I have a program that looks like this:
import json
import requests
article_name = "BT Centre"
article_api_url = "https://en.wikipedia.org/w/api.php?format=json&action=query&prop=extracts&exintro=&explaintext=&titles={}".format(article_name)
called_data = requests.get(article_api_url)

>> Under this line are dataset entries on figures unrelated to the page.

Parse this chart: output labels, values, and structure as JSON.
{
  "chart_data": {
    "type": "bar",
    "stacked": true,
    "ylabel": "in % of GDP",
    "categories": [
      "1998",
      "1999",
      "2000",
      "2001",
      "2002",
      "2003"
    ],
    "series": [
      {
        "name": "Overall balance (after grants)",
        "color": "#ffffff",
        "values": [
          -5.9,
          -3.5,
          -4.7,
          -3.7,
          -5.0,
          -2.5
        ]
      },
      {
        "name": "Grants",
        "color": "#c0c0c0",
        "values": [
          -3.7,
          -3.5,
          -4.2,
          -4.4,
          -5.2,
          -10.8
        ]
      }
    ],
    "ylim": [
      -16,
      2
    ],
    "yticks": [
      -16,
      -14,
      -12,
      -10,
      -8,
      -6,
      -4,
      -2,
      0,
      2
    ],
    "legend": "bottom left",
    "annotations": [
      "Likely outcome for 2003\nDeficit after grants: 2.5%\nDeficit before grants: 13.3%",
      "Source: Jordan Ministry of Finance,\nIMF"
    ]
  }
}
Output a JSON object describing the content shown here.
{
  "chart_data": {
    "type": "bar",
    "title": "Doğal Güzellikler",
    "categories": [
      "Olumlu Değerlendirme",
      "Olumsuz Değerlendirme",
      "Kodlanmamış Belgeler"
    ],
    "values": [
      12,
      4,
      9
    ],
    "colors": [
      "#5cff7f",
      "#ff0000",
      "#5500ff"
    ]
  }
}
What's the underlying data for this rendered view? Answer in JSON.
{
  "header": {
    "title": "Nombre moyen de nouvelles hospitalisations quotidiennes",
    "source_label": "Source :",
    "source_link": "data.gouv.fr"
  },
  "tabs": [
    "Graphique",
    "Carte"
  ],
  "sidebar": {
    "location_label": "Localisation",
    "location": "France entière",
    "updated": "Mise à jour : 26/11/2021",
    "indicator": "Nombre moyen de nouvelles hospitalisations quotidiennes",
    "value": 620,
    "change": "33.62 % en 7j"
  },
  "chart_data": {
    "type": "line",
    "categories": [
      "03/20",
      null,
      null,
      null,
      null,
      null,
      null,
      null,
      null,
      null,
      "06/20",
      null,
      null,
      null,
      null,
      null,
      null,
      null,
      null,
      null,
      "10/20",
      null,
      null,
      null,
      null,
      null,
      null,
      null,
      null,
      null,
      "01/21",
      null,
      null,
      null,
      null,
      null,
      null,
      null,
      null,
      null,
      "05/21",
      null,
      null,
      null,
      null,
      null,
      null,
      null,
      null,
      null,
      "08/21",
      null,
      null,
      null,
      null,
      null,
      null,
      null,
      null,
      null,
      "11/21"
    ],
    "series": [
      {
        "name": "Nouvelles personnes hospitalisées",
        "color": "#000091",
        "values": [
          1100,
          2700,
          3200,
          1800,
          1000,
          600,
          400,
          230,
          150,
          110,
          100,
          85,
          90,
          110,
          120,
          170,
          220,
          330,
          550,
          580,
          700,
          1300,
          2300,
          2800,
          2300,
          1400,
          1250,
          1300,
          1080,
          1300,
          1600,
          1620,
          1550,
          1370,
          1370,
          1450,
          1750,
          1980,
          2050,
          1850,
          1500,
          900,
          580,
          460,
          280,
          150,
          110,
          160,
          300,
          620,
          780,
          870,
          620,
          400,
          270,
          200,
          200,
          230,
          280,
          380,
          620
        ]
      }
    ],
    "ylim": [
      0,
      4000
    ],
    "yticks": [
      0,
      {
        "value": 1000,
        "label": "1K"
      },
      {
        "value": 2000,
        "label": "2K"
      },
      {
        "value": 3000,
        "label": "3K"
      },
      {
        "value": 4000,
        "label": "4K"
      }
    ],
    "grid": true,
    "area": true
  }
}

formatted_data = called_data.json()
print(formatted_data)
pages = formatted_data["query"]["pages"]
print(pages)
first_page = pages[0]["extract"]
print(first_page)
For the first print statement, where it prints the whole JSON, it returns this:
{
'batchcomplete': '',
'query':{
'pages':{
'18107207':{
'pageid': 18107207,
'ns': 0,
'title':'BT Centre',
'extract': "The BT Centre is the global headquarters and registered office of BT Group..."
}
}
}
}
When I try to access the "extract" data with the first_page
variable, it returns:
Traceback (most recent call last):
File "wiki_json_printer.py", line 15, in <module>
first_page = pages[0]["extract"]
KeyError: 0
The problem is, I can't set first_page
to pages["18107207"]["extract"]
because the Page ID changes for every article.
Edit: Solution from Ann Zen works:
You can use a for loop to loop through the keys of the pages dictionary, and detect which one is the ID via the str.isdigit() method:
for key in pages: if key.isdigit(): print(pages[key]["extract"])